Иван никого никогда не любил. Увлекался – да. Испытывал благодарность, привязанность, но не более того. В нем никогда не было того всепоглощающего чувства, когда хочется забрать именно эту женщину и сбежать с ней хоть куда. Только бы с ней. Он помнил, как отец прибегал иногда днем в отель, хватал маму за руку, и они неслись на море. Мама смеялась, складывая в сумку полотенца, плед. У них было особое место. Иван это знал. Однажды проследил. На общем пляже, но выше, в дюнах. На пляже – дикий ветер, а здесь – будто в укрытии. Снизу не видно. Кажется, что наверху начинается лес. Та часть дюны, совсем крошечная, была их укрытием. Иван, уже подросток, прибежал и увидел, как родители целуются. Он задохнулся. Не оттого, что увидел недозволительное, а от счастья. Его родители вместе, они целуются, значит, любят друг друга. Сейчас Иван хотел того же. Сбежать с кем-то в дюны, в то самое место, куда иногда приходил сам, и целоваться. Но не нашлось никого, кого он смог бы туда привести.
– Ну конечно! Вас много, я одна! – возмутилась ворвавшаяся в кабинет женщина. – Вы вроде бы должны этому учиться или нет – запоминать лица? Или вы только по фотографиям умеете? Я – ваша пострадавшая!
– Женщина, давайте вы успокоитесь для начала… а потом…
– А потом я напишу на вас жалобу! За бездействие, причем халатное!
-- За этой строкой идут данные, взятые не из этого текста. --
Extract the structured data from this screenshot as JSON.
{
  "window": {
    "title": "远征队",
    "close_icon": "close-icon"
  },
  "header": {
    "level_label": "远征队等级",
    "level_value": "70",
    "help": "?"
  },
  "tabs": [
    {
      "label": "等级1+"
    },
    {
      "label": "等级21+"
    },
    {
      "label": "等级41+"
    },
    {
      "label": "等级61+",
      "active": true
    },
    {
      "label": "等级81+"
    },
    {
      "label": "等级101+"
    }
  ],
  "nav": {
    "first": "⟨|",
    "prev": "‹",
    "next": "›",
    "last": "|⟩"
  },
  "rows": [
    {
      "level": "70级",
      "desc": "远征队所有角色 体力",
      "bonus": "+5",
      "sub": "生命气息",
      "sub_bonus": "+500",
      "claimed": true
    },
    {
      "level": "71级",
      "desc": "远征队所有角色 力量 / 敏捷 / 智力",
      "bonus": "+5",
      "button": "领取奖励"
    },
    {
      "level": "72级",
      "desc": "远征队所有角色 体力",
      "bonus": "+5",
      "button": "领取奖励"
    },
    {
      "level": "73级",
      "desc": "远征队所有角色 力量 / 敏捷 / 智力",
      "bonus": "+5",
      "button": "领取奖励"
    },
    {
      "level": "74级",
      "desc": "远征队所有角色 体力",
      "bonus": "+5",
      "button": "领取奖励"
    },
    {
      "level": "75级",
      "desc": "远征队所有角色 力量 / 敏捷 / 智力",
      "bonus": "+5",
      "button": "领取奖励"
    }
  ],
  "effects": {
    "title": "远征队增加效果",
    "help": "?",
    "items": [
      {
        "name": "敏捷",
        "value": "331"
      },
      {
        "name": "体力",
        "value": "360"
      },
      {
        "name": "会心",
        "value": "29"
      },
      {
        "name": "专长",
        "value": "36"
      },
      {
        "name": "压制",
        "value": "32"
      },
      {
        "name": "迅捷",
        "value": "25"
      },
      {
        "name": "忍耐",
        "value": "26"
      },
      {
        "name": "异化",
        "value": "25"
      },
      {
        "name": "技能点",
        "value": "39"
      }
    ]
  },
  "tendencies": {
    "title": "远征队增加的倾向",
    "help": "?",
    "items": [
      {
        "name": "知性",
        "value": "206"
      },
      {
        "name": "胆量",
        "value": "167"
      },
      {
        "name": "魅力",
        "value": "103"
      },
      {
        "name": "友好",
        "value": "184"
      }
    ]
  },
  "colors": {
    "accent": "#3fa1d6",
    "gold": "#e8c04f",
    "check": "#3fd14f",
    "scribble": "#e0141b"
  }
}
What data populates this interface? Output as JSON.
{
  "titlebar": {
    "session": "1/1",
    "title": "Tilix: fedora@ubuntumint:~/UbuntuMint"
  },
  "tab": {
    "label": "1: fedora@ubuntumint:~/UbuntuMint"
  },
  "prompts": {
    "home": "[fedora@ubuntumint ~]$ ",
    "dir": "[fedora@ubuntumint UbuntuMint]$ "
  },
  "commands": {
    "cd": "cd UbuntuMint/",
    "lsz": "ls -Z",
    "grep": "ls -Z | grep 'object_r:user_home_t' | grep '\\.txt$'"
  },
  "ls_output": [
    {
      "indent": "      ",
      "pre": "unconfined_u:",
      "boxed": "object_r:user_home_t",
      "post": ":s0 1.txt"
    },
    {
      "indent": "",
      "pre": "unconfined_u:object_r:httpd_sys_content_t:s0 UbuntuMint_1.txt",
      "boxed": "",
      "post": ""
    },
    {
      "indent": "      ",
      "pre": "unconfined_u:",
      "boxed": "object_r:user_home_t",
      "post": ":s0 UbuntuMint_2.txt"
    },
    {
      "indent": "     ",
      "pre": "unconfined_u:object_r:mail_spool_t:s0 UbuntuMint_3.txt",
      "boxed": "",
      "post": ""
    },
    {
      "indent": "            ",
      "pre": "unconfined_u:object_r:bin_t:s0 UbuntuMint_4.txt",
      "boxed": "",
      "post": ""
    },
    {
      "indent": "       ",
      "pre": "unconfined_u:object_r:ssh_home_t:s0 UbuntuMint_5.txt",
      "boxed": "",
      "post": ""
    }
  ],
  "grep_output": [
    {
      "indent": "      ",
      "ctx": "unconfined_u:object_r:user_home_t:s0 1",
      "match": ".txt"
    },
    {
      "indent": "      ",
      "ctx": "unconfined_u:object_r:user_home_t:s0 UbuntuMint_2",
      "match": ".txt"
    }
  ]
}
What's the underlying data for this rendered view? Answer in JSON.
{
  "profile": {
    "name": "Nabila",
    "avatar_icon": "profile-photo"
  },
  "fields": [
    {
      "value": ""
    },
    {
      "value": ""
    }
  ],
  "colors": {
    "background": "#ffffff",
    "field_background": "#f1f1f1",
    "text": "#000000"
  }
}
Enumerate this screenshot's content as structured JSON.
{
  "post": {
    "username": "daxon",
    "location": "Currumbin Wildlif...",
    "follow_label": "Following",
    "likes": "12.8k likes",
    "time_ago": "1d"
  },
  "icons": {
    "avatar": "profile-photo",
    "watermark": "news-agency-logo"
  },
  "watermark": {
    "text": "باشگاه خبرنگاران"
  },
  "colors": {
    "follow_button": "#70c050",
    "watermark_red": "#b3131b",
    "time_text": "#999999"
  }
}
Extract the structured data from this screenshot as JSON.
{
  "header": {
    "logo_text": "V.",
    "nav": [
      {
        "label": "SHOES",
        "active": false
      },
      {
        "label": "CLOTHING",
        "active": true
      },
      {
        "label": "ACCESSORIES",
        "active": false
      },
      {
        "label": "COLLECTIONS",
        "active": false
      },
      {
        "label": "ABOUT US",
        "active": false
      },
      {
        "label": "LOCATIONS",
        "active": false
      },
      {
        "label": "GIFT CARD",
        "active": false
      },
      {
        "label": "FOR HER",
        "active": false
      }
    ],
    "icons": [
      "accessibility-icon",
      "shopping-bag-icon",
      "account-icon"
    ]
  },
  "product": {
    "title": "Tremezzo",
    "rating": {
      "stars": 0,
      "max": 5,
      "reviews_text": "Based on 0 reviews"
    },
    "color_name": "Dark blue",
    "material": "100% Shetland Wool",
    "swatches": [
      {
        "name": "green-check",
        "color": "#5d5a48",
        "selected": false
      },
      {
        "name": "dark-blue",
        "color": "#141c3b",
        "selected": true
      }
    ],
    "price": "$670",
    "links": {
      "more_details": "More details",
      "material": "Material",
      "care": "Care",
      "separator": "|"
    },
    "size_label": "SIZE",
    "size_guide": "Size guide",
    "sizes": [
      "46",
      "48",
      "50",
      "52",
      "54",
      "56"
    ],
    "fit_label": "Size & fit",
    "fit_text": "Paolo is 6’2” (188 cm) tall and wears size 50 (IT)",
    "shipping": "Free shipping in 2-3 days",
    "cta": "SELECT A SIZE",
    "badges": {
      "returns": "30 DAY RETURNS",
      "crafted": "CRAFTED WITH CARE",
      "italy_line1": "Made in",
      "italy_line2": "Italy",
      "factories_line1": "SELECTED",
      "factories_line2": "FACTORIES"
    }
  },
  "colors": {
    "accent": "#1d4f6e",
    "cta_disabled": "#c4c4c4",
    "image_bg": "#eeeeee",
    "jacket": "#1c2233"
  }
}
Между прочим, я уже могла быть трупом, да, да! И моя смерть осталась бы на вашей совести! Потому что вам наплевать! Всем наплевать! – продолжала возмущаться посетительница.
– Какое бездействие, почему наплевать? – У Ивана начала болеть голова. Голос дамочки был ну очень неприятный. Верещащий. Так говорила их соседка этажом выше. Каждый вечер. На кухне и в ванной слышимость была просто на удивление прекрасная, будто эта женщина рядом стоит. Соседка, которую Иван окрестил «оперной певицей» за высокие ноты в голосе, голосила в телефон. Она звонила бывшему мужу, сыну, ушедшему жить отдельно, престарелой матери, подруге… Длились эти восклицания по три часа, не меньше. Другая бы давно охрипла, но соседка с каждым звонком лишь обретала в голосе силу. И тут Иван, то есть старший следователь, вспомнил. Голос, конечно же. Это та самая дамочка из отеля, которая написала жалобу. Мол, ей угрожают постояльцы и даже персонал. – Подождите, вы Виолетта Аркадьевна, правильно? – Иван невольно улыбнулся. Жива. Не пропала.
– И что тут смешного, не понимаю? – воскликнула посетительница. – Вы еще смеете смеяться над чужими проблемами? Ну вообще. Дайте мне лист бумаги, я буду писать жалобу! И никакая я не Виолетта! У вас что, все посетители на одно лицо? Все жертвы одинаковые? Как можно так к работе относиться? А ведь вы клятву давали. Или это только врачи дают клятву, а полицейские нет? Ну что-то ведь должно быть подобное – защищать население, думать о людях, бороться с преступностью. Неужели нет? Тогда у вас вообще ничего святого!